Extrait de "La calanque perdue"
Page 58
" Elle l’entendit qui disait en claquant la
portière :
« Bon, il n’y a pas trop de mal ; tout va
bien ! »
Elle n’avait pas prononcé un seul mot ; elle
serrait un billet dans son poing crispé ; elle avait une vague douleur
dans le dos et commençait à peine à reprendre ses esprits.
Elle se remit à marcher lentement pour remonter
l’allée et se coller aux vitres du salon. Le choc avait été plus rude qu’elle
ne l’aurait cru. En quelques instants, elle était passée de l’autre côté ;
à cause de ses cheveux défaits, de sa robe sale, et de ses pieds nus, elle
était sortie sans s’en apercevoir du monde des nantis.
Il lui aurait été facile de remettre ses chaussures,
de se recoiffer, et de faire une apparition remarquée telle Cendrillon au milieu
du bal, mais elle n’en avait aucune envie.
Finalement, elle préférait rester à sa place, de
l’autre côté du miroir.
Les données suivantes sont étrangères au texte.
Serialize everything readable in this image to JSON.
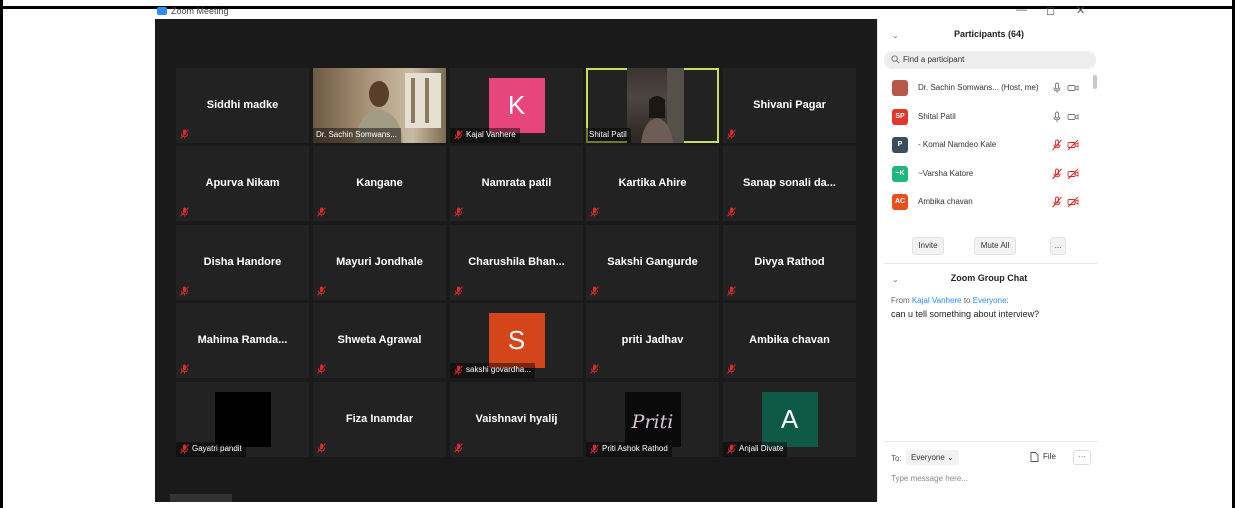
{
  "window": {
    "title": "Zoom Meeting",
    "minimize": "—",
    "maximize": "◻",
    "close": "✕"
  },
  "colors": {
    "stage": "#1a1a1a",
    "tile": "#222222",
    "active_border": "#c5e05a",
    "muted_mic": "#e02828"
  },
  "gallery": {
    "rows": [
      [
        {
          "name": "Siddhi madke",
          "type": "name"
        },
        {
          "name": "Dr. Sachin Somwans...",
          "type": "video"
        },
        {
          "name": "Kajal Vanhere",
          "type": "avatar",
          "letter": "K",
          "color": "#e8457c"
        },
        {
          "name": "Shital Patil",
          "type": "video",
          "active": true
        },
        {
          "name": "Shivani Pagar",
          "type": "name"
        }
      ],
      [
        {
          "name": "Apurva Nikam",
          "type": "name"
        },
        {
          "name": "Kangane",
          "type": "name"
        },
        {
          "name": "Namrata patil",
          "type": "name"
        },
        {
          "name": "Kartika Ahire",
          "type": "name"
        },
        {
          "name": "Sanap sonali da...",
          "type": "name"
        }
      ],
      [
        {
          "name": "Disha Handore",
          "type": "name"
        },
        {
          "name": "Mayuri Jondhale",
          "type": "name"
        },
        {
          "name": "Charushila  Bhan...",
          "type": "name"
        },
        {
          "name": "Sakshi Gangurde",
          "type": "name"
        },
        {
          "name": "Divya Rathod",
          "type": "name"
        }
      ],
      [
        {
          "name": "Mahima  Ramda...",
          "type": "name"
        },
        {
          "name": "Shweta Agrawal",
          "type": "name"
        },
        {
          "name": "sakshi govardha...",
          "type": "avatar",
          "letter": "S",
          "color": "#d4461a"
        },
        {
          "name": "priti Jadhav",
          "type": "name"
        },
        {
          "name": "Ambika chavan",
          "type": "name"
        }
      ],
      [
        {
          "name": "Gayatri pandit",
          "type": "photo-black"
        },
        {
          "name": "Fiza Inamdar",
          "type": "name"
        },
        {
          "name": "Vaishnavi hyalij",
          "type": "name"
        },
        {
          "name": "Priti Ashok Rathod",
          "type": "photo-priti",
          "photo_text": "Priti"
        },
        {
          "name": "Anjali Divate",
          "type": "avatar",
          "letter": "A",
          "color": "#0f5a47"
        }
      ]
    ]
  },
  "participants": {
    "header": "Participants (64)",
    "search_placeholder": "Find a participant",
    "list": [
      {
        "name": "Dr. Sachin Somwans...  (Host, me)",
        "initials": "",
        "color": "#b5574b",
        "muted": false,
        "video": true
      },
      {
        "name": "Shital Patil",
        "initials": "SP",
        "color": "#e0392b",
        "muted": false,
        "video": true
      },
      {
        "name": "- Komal Namdeo Kale",
        "initials": "P",
        "color": "#3a4d5c",
        "muted": true,
        "video": false
      },
      {
        "name": "~Varsha Katore",
        "initials": "~K",
        "color": "#1fb87a",
        "muted": true,
        "video": false
      },
      {
        "name": "Ambika chavan",
        "initials": "AC",
        "color": "#e8511c",
        "muted": true,
        "video": false
      }
    ],
    "buttons": {
      "invite": "Invite",
      "mute_all": "Mute All",
      "more": "..."
    }
  },
  "chat": {
    "header": "Zoom Group Chat",
    "from_prefix": "From",
    "from_name": "Kajal Vanhere",
    "to_word": "to",
    "to_name": "Everyone",
    "message": "can u tell something about interview?",
    "to_label": "To:",
    "recipient": "Everyone",
    "file_label": "File",
    "more": "···",
    "input_placeholder": "Type message here..."
  }
}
Elle regardait tout ce beau monde s’agiter et se faire
des courbettes sans les envier le moins du monde. Certes, elle avait pris un
sacré coup sur la tête, tout devait venir de là !
Cette rencontre fortuite avait le goût d’un secret, il y avait là quelque chose d’indicible et de profond qui lui appartenait à jamais."